Sabemos da luta histórica das mulheres negras por sobrevivência, em uma sociedade estruturalmente racista. De acordo com dados divulgados, em 2022, pela Gestão Kairós – consultoria de sustentabilidade e diversidade –, entre 900 líderes entrevistados, 25% são mulheres e, entre elas, apenas 3% são negras. A partir disso, podemos refletir sobre a realidade e desafios que enfrentamos em relação ao capital, recursos e ferramentas para desenvolvimento profissional.
Trazendo um pouco da minha vivência enquanto mulher preta, desde a minha graduação em Relações Internacionais, na Pontifícia Universidade Católica do Rio de Janeiro (PUC-Rio) – e também na pós-formação –, senti a grande diferença de experiências em relação aos meus colegas de curso. A maioria já possuía uma rede de relacionamento e familiares que tiveram acesso às universidades e organizações, o que consequentemente ajudava a abrir portas. Neste mesmo período, observei fatores de exclusão que não são explícitos, mas que acontecem todos os dias, justamente por conta das vivências e realidades completamente opostas.

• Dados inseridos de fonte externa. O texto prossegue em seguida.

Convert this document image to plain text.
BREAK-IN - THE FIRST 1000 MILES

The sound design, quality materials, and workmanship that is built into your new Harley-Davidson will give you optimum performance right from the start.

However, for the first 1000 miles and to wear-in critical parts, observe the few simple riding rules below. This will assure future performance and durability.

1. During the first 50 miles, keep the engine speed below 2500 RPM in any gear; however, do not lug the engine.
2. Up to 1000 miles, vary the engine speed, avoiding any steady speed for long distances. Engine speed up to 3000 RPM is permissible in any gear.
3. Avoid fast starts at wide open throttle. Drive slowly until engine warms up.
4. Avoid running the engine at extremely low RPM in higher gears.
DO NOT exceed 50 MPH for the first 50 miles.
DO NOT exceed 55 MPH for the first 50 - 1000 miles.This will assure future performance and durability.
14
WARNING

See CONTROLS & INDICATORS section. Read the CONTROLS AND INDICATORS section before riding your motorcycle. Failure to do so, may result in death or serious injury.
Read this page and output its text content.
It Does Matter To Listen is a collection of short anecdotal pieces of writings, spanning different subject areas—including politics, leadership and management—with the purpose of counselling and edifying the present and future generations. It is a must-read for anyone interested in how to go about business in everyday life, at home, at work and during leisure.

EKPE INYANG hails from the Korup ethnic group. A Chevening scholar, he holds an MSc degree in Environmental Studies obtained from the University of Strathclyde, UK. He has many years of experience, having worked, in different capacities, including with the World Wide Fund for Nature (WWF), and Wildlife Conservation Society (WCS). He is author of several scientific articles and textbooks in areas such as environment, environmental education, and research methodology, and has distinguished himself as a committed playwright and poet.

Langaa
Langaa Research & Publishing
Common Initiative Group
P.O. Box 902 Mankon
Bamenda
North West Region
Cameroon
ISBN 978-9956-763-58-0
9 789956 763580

Hoje, percebo o quanto essa disparidade se refletiu, principalmente, no momento da busca de oportunidades de estágio e trainee em escritórios. Eu não tinha uma rede de contatos estabelecida ou sequer um direcionamento, como no caso dos meus colegas. Então, após a formação, meu primeiro emprego foi como recepcionista bilíngue, onde percebi rapidamente que o cargo não oferecia espaço para progressão.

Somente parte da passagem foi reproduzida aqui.